Sabtu, November 29, 2008

Kau Gunung, Aku Lautan

KAU GUNUNG, AKU LAUTAN: Deru Napas dan Suara Azan
(buat tanah lahirku, Gresik)



Melesat sudah lamunanku, menyelinap di balik azan
Dan di tiap lekuk senja, tak pernah lewat kita bercengkerama
Tentang riuh tabuh terbang
Dan serbu debur ombak pada karang
Tentang sarung, surban, dan salawatan
Serta mata kita yang memejam menjelajahi-

Gunung dan lautan, wasiat para wali, jadi teladan menancap di hati

Kota ini selalu pagi, deru nafasnya jadi saksi
Dermaga tak pernah sepi, hangat kopi selalu tersaji
Lewat jejakmu, kupunguti batu-batu putih
Lewat cintaku kuyakini dan kan kujelajahi-

Gunung dan lautan, wasiat para wali, hidupku terestui
Gunung dan lautan, tinggi tak bertepi, jadi teladan menancap di hati

Kau tanam nyanyianmu dalam dekapan
Berderu-deru senandungkan salam
Kudendangkan rindu padaMu Tuhan
Berseru-seru menjaga malam

Lewat jejakmu, kupunguti batu-batu putih
Lewat cintaku kuyakini dan kan kujelajahi-

Gunung dan lautan, tinggi tak bertepi, jadi teladan menancap di hati

Kau tanam nyanyianmu dalam dekapan
Berderu-deru senandungkan salam
Kudendangkan rindu padaMu Tuhan
Berseru-seru menjaga malam
Kuhiasi imanku padaMu Tuhan
Lewat jejakmu, cintaku makin dalam

Sabtu, November 22, 2008

...selamat malam...

...mungkin kau menjelma kunang....

Tiba di Rumahmu

pro-yogya (Eka Patas)

Setibanya aku di rumahmu..
Kenapa hanya bekas onggokan kita semalam...
Aku mencintaimu...
Seperti ku mencari rusukku yang lenyap
Yang kita belai bersama semalam...
Kamu mencintaiku...
Tapi kenapa hanya semalam?

Meja, Peluru, dan Lutut

bersama murambatu-uwiek


Di meja sudut kantin yang ringsek
Tak ada cahaya
Asapnya mengepul menyelongsong peluru yang tercecer
Aduh, lututnya kembali meruncing
Dongeng dan sejarah yang dia perbincangkan
Tiba-tiba membuatku mual dan gagap.
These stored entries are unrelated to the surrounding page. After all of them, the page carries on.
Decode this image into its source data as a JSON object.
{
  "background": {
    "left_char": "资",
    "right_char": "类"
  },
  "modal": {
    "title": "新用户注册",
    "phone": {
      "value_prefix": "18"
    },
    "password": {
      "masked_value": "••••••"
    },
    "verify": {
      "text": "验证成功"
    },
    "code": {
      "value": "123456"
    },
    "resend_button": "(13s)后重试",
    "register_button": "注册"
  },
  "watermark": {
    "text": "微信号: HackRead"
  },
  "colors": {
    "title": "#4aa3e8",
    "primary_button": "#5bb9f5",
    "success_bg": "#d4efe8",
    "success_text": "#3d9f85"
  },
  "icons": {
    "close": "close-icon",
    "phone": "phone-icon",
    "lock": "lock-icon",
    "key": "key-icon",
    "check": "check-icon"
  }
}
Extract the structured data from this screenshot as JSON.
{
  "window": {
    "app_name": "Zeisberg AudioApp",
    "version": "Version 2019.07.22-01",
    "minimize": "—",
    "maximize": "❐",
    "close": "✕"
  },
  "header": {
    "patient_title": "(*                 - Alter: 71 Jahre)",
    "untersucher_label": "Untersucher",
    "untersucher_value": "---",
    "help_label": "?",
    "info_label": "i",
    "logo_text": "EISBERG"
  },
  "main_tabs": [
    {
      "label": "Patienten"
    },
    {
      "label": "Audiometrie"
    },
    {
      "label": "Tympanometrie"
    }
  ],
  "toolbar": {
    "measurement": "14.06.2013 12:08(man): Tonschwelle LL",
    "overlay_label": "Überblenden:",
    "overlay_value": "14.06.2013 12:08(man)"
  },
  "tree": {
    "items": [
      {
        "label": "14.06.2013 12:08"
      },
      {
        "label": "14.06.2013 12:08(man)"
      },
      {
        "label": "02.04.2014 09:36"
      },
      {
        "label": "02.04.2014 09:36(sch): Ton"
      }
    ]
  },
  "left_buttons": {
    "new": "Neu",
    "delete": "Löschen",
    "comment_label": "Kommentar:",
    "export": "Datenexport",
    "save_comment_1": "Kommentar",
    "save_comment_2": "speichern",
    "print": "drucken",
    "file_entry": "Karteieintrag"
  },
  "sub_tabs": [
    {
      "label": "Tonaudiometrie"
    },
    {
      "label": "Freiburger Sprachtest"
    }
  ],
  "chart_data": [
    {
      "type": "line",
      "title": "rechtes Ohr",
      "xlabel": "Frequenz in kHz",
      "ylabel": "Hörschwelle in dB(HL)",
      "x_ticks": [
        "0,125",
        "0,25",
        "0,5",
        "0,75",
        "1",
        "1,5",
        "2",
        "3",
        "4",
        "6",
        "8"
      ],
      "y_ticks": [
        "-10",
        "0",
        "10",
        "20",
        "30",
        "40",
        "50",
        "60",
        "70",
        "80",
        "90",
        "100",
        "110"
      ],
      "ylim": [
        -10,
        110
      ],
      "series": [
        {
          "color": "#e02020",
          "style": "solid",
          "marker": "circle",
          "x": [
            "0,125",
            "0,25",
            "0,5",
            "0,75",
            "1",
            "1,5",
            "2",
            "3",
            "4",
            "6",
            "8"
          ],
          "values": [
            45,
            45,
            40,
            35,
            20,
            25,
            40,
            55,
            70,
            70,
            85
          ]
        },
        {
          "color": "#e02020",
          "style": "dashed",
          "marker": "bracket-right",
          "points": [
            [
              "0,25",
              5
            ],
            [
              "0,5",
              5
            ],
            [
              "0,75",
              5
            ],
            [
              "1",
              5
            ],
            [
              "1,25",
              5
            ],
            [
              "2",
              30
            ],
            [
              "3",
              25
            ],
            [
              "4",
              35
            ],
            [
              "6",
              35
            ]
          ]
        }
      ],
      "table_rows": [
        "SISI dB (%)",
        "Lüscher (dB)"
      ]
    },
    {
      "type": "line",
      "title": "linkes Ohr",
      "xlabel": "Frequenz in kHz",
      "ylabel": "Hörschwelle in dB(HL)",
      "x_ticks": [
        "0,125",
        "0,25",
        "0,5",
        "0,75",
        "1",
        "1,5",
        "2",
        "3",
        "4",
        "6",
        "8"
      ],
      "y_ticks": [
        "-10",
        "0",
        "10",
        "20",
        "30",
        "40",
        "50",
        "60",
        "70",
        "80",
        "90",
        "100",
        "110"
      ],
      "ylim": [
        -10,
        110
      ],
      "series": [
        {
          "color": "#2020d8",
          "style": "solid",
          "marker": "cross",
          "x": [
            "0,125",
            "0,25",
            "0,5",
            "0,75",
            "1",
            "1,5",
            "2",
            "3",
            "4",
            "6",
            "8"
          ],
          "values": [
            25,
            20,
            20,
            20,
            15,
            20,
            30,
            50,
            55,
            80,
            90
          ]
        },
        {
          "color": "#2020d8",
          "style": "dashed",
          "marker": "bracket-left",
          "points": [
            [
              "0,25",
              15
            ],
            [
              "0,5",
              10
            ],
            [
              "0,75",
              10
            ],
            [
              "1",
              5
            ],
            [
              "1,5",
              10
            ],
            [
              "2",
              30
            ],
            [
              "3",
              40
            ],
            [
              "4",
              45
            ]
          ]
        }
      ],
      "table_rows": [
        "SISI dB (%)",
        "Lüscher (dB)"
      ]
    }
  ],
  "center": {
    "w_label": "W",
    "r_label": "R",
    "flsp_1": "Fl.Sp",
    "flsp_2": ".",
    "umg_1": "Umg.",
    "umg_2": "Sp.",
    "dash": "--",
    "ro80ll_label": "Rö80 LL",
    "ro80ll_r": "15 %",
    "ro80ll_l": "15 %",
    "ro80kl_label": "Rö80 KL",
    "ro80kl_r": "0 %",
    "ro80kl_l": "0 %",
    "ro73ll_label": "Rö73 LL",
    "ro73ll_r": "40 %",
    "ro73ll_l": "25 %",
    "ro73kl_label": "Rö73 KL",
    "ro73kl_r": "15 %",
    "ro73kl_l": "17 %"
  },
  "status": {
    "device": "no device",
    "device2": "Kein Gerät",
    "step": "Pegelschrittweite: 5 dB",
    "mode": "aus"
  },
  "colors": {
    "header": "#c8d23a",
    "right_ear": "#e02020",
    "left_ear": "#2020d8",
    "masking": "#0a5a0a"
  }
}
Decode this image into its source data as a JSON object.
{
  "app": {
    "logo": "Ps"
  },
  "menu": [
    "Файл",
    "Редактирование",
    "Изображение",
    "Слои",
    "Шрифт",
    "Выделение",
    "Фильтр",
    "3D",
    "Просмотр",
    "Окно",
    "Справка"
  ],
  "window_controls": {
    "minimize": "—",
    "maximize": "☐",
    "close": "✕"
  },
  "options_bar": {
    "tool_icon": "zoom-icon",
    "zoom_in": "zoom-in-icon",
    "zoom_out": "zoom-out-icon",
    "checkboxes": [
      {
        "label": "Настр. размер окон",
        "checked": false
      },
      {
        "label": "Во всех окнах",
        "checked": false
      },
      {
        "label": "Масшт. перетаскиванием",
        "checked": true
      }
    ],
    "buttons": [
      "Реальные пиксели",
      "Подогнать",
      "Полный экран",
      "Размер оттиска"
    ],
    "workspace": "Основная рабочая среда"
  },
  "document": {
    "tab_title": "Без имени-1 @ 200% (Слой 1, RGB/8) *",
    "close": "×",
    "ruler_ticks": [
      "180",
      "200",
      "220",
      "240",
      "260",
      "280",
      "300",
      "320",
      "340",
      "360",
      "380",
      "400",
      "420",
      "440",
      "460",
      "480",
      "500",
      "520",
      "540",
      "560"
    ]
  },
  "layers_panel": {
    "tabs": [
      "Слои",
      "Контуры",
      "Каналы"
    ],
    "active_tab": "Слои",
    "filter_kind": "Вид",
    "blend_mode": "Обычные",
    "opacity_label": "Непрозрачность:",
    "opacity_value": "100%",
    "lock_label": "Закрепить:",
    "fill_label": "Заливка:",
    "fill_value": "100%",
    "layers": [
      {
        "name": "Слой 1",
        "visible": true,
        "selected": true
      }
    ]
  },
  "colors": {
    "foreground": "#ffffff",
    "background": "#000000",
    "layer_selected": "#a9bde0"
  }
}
Dia iba.
Meja, peluru, dan lutut aku punguti
Dan menjadi semakin aneh saja.

Jari Kuku

buat imam samudra-amrozi-mukhlas

Jari dan kuku yang menyenangi tarian tukar guling,
mencoba menyela satu mulutku yang tak mau tertutup,
tak mampu membuka.
Golongan darah macam mereka terkekang kehendak dermanya.
Ya!
Darah merekalebih dua tahun tiba-tiba menjadi tua; aneh tidak?!

Jari dan kuku; jariku dan kukunya,
membabi-buta menekan-nekan tuts piano dan sela-sela kalkulator,
menghitung jarakku dengannya.
Dada bidang macam mereka menjadi penjara naluri hidupnya.
Ya!
Naluri hidupyang terpaksa digagahi hingga mati; aneh bukan?!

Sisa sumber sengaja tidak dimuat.